What help could Lecœur
have given them? But if he wasn’t there, he could see the place almost as
clearly as those that were, the dismal houses and the grimy viaduct of the
Metro which cut right across the landscape.
Nothing but poor
people in that neighborhood. The younger generation’s one hope was to escape
from it. The middle-aged already doubted whether they ever would, while the old
ones had already accepted their fate and tried to make the best of it.
He rang Javel once
again.
“Is Gonesse still
there?”
“He’s writing up
his report. Shall I call him?”
“Yes, please.
Hallo, Gonesse, Lecœur speaking. Sorry to bother you, but did you go up to my
brother’s flat? Had the boy’s bed been slept in? It had? Good. That makes it
look a bit better. Another thing: were there any parcels there? Yes, parcels,
Christmas presents. What? A small square radio. Hadn’t been unpacked.
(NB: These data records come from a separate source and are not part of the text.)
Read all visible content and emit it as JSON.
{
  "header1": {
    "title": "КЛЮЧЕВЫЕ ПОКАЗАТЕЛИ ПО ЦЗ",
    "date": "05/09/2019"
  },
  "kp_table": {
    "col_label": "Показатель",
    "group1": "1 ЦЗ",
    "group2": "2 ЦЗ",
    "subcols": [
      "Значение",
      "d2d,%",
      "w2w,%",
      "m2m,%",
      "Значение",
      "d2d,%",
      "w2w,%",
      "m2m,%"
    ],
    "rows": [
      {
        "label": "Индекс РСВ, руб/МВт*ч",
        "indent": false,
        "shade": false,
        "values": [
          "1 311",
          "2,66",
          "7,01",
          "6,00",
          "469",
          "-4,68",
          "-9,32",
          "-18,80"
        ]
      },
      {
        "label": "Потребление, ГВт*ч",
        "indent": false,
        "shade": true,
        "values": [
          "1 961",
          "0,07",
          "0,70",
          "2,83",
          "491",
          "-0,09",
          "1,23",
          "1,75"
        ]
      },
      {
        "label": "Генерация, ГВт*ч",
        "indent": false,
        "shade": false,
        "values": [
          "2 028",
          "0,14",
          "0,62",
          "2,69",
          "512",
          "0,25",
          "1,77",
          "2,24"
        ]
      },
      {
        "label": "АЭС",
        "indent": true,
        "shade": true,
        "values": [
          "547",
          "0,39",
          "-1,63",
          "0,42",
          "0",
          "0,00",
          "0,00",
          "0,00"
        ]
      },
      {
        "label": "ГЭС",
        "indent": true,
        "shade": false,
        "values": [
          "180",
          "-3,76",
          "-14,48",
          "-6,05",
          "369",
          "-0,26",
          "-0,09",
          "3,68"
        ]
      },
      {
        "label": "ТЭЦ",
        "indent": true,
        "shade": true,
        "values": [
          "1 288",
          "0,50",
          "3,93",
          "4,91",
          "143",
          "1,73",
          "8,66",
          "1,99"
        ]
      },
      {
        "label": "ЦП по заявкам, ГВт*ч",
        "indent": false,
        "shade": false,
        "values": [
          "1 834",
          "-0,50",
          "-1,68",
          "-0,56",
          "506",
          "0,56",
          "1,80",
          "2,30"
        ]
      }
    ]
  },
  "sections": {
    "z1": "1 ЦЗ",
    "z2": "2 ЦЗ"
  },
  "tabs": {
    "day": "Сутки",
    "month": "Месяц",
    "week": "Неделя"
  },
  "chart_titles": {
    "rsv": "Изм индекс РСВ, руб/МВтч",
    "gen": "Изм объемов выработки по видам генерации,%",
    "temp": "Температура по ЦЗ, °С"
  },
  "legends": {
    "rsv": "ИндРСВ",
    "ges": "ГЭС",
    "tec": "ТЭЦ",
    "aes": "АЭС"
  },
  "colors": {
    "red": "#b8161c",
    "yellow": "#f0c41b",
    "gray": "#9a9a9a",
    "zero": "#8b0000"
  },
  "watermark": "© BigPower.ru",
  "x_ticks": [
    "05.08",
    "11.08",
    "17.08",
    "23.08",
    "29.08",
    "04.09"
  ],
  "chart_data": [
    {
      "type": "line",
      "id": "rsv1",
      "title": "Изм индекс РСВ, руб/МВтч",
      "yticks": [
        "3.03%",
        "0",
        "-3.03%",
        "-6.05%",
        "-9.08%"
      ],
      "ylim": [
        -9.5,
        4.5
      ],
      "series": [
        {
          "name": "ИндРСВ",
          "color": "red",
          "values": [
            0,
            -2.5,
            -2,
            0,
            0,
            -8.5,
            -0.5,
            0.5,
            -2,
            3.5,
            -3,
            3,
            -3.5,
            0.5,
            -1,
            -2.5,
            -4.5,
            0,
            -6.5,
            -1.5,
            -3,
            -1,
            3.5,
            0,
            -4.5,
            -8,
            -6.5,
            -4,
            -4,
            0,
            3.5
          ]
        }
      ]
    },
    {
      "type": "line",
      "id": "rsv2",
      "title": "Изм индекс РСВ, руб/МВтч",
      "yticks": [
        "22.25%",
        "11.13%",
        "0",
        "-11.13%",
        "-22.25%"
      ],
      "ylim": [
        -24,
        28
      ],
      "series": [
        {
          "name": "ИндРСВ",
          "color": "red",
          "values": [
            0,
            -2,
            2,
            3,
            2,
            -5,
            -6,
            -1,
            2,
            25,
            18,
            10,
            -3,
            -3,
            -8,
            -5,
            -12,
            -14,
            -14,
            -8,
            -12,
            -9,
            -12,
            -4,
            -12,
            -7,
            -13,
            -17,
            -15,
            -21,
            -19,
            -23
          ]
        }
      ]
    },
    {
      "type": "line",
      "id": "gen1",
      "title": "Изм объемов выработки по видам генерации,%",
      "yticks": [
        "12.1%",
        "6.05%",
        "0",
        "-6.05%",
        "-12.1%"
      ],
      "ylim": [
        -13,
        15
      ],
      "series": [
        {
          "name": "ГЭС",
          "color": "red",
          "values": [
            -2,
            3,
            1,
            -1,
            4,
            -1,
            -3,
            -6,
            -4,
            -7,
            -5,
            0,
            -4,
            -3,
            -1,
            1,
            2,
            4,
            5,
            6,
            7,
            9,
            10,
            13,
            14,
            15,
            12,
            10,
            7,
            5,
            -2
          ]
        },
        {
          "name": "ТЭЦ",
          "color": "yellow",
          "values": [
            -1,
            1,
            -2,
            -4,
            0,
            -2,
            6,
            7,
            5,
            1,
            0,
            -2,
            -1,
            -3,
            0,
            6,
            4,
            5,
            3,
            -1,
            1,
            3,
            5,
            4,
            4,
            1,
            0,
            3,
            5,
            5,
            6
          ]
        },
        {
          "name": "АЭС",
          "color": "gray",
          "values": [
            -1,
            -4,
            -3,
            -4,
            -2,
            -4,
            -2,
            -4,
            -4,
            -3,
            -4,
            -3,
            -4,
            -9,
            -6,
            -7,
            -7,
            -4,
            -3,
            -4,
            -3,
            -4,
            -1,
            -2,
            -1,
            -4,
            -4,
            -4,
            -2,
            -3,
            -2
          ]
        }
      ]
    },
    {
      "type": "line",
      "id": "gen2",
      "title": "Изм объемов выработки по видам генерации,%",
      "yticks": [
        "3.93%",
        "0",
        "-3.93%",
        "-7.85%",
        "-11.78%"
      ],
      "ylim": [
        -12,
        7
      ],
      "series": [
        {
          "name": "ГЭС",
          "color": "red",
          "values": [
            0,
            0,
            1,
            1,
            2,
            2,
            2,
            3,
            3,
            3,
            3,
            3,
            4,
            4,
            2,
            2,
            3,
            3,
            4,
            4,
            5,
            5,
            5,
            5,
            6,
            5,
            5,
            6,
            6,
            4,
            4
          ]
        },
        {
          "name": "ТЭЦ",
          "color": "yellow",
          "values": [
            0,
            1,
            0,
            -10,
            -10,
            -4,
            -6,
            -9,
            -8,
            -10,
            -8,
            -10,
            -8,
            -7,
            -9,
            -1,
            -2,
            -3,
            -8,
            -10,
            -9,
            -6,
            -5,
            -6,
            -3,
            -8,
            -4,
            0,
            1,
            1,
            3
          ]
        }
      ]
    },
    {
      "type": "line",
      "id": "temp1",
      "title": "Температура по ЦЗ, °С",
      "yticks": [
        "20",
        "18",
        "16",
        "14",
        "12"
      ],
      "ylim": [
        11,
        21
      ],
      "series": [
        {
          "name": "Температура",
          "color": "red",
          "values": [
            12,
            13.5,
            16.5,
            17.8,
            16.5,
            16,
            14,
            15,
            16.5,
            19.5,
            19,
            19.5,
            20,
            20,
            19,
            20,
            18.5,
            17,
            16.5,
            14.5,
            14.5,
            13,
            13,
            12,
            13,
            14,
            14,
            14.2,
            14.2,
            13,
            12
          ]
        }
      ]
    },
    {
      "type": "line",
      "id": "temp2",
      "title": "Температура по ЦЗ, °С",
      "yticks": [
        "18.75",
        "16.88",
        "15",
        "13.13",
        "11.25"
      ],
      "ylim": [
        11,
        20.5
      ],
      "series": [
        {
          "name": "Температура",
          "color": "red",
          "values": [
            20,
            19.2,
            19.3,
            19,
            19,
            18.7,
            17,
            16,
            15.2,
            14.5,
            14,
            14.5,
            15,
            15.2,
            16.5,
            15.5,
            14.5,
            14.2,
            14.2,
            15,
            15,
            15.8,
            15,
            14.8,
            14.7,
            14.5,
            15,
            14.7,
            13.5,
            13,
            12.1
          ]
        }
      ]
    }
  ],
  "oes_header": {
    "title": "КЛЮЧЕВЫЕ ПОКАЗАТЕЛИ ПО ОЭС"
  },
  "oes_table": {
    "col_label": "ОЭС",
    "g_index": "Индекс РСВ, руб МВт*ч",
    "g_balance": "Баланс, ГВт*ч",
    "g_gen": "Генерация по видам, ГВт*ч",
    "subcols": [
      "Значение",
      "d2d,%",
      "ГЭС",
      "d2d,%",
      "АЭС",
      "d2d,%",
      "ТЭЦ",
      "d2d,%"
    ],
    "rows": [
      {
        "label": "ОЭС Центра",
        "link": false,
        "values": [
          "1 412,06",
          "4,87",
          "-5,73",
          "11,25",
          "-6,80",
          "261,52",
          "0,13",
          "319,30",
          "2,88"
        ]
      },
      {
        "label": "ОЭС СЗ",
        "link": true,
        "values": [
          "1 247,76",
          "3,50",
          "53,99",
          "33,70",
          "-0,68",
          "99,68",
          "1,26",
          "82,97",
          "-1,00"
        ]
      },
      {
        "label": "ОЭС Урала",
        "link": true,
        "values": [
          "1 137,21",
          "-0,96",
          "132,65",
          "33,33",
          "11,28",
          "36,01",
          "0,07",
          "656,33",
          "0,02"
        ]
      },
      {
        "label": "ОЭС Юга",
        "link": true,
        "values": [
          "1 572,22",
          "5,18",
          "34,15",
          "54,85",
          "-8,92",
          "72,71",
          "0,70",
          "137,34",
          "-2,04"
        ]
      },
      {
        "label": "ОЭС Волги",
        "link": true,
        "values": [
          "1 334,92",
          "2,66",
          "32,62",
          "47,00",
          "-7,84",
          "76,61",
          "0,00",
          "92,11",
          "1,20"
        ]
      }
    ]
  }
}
Naturally. Anything else? A chicken, a
boudin
, a Saint-Honoré. I suppose
Janvier’s not with you? Still on the spot. Right. Has he rung-up the P. J. ?
Good.”
He was surprised to
see it was already half past nine. It was no use now expecting anything from
the neighborhood of the Etoile. If the boy had gone on walking as he had been earlier,
he could be pretty well anywhere by this time.
“Hallo! Police
Judiciaire? Is Inspector Saillard there?”
He was another whom
the murder had dragged from his fireside. How many people were there whose
Christmas was going to be spoiled by it?
“Excuse my
troubling you, Monsieur le Commissaire. It’s about that young boy, Francois Lecœur.”
“Do you know
anything? Is he a relation of yours?”
“He’s my brother’s
son. And it looks as if he may well be the person who’s been smashing the
glasses of the telephone pillars. Seven of them. I don’t know whether they’ve
had time to tell you about that. What I wanted to ask was whether I might put
out a general call?”
“Could you nip over
to see me?”
“There’s no one
here to take my place.”
“Right. I’ll come
over myself. Meanwhile you can send out the call.”
Lecœur kept calm,
though his hand shook slightly as he plugged in once again to the room above.
“Justin? Lecœur
again. Appel General. Yes. It’s the same boy. Francois Lecœur. Ten and a half,
rather tall for his age, thin. I don’t know what he’s wearing, probably a khaki
jumper made from American battle-dress. No, no cap. He’s always bare-headed,
with plenty of hair flopping over his forehead. Perhaps it would be as well to
send out a description of his father, too. That’s not so easy. You know me,
don’t you? Well, Olivier Lecœur is rather like a paler version of me. He has a
timid look about him and physically he’s not robust. The sort that’s never in
the middle of the pavement but always dodging out of other people’s way. He
walks a bit queerly, owing to a wound he got in the first war. No, I haven’t
the least idea where they might be going, only I don’t think they’re together.
To my mind, the boy is probably in danger. I can’t explain why—it would take
too long. Get the descriptions out as quickly as possible, will you? And let me
know if there’s any response.”
By the time Lecœur
had finished telephoning, Inspector Saillard was there, having only had to come
round the corner from the Quai des Orfèvres. He was an imposing figure of a
man, particularly in his bulky overcoat. With a comprehensive wave of the hand,
he greeted the three men on watch, then, seizing a chair as though it were a
wisp of straw, he swung it round towards him and sat down heavily. “The boy?”
he inquired, looking keenly at Lecœur.